Wie ein bockiges pubertäres Kind fing sie also an selbiges laut herumzuschreien. Doch wie es in jeder gut funktionierenden Familie so ist, versöhnten sich Mutter und Tochter schnell wieder. Was die Evangelische Kirche jetzt im nachhinein zu ihren Aussagen, ihre Mutter wäre der Antichrist sagt, verrät uns der Evangelische Nachrichtendienst idea.de:
... So sei das Urteil der Reformatoren, dass der Papst der Antichrist sei, keineswegs eine bloße Verunglimpfung gewesen. Darin stecke vielmehr eine theologische Sachaussage: Der Papst erhebe Ansprüche, die nur Jesus Christus zukämen; damit setze er sich an Christi Stelle und gegen ihn.
Bis hierhin stellen wir fest, bemerkt die Evangelische Kirche richtigerweise, der Papst stellt sich mit seinen Ansprüchen an Christi Stelle was das Kennzeichen des Antichrist ist:
Anti: 1. griech.: antstatt, an Stelle von 2. negativ eingestellt sein, dagegen sein, Antichrist: Einer der sich an die Stelle des Gesalbten setzt. (von anti, anstatt und chrio, salben)
Schauen wir also wie die Evangelische Kirche sich jetzt herausredet:
… die evangelischen Kirchen wiederholten die Aussage, dass der Papst der Antichrist sei, nicht mehr, weil Sachkritik und Beleidigung miteinander verknüpft seien.
So, so, laut der evangelischen Kirche ist die Feststellung der Papst sei der Widersacher Gottes eine Beleidigung und daher zu unterlassen. Was für eine Schlussfolgerung soll ein Mitglied der Evangelischen Kirche daraus ziehen? Dass man bei einem Verbrechen wegsieht, nicht auf das Verbrechen aufmerksam macht, weil es den Mörder, Dieb oder Vergewaltiger kränken könnte als solcher bezeichnet zu werden?

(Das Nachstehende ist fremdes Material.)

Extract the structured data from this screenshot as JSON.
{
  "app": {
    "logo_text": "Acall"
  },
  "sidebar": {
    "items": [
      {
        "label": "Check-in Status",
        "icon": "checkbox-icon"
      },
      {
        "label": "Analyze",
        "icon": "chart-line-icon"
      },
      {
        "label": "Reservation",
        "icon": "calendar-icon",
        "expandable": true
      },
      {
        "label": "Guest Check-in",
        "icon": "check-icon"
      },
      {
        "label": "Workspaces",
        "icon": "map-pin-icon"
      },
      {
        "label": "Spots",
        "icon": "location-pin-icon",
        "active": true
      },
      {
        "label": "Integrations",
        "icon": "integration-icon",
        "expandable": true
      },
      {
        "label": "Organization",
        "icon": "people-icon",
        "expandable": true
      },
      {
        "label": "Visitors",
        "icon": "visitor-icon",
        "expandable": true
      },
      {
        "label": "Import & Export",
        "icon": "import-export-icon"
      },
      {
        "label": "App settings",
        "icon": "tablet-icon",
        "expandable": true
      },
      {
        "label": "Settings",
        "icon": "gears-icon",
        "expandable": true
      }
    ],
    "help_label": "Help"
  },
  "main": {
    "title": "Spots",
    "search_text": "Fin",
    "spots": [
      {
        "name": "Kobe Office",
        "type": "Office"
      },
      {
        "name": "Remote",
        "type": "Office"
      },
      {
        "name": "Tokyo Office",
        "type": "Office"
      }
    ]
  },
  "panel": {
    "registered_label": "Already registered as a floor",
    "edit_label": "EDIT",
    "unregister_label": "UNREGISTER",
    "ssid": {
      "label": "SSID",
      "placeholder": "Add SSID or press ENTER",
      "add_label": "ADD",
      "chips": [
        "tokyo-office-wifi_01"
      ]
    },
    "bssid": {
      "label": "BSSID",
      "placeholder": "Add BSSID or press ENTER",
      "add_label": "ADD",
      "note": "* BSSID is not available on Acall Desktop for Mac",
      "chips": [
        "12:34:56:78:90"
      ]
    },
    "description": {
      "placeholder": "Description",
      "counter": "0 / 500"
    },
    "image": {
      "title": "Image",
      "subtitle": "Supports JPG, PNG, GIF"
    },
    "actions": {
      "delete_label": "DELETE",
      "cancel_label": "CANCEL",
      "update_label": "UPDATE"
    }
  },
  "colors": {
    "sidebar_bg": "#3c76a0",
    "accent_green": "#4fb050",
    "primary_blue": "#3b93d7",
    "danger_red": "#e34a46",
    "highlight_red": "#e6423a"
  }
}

Hat nicht auch Jesus selbst die Pharisäer als Heuchler entlarvt ohne zu Fragen ob es sie kränken würde und predigten die Apostel nicht: "Man muss Gott mehr gehorchen als den Menschen"? Der Herr Jesus warnt uns:
"Niemand kann zwei Herren dienen: entweder er wird den einen hassen und den andern lieben, oder er wird an dem einen hängen und den andern verachten."
oder an anderer Stelle:
"Zieht nicht am fremden Joch mit den Ungläubigen. Denn was hat die Gerechtigkeit zu schaffen mit der Ungerechtigkeit? Was hat das Licht für Gemeinschaft mit der Finsternis?
Jedes Mitglied der evangelischen, aber auch anderen Kirchen der Ökumene sollte sich jetzt fragen wem ihre Kirche dient, wem sie wirklich gehorcht, mit wem sie Gemeinschaft hat und wie ernst es ihr mit der Treue zu Gott wirklich ist. Kurz: Wen verachtet die Kirche und wem hängt sie nach? Im Falle der Evangelischen Kirche wird nur all zu deutlich, dass sie trotz besserem Wissen mit dem Antichristen gemeinsame Sache macht und Gottes Wort und Willen dabei bewusst ausser acht lässt. Viel schlimmer aber noch, Millionen Mitglieder mit sich ins verderben reisst. Es könnte kaum ein besseres Beispiel einer von Gott abgefallenen Gemeinde gäben.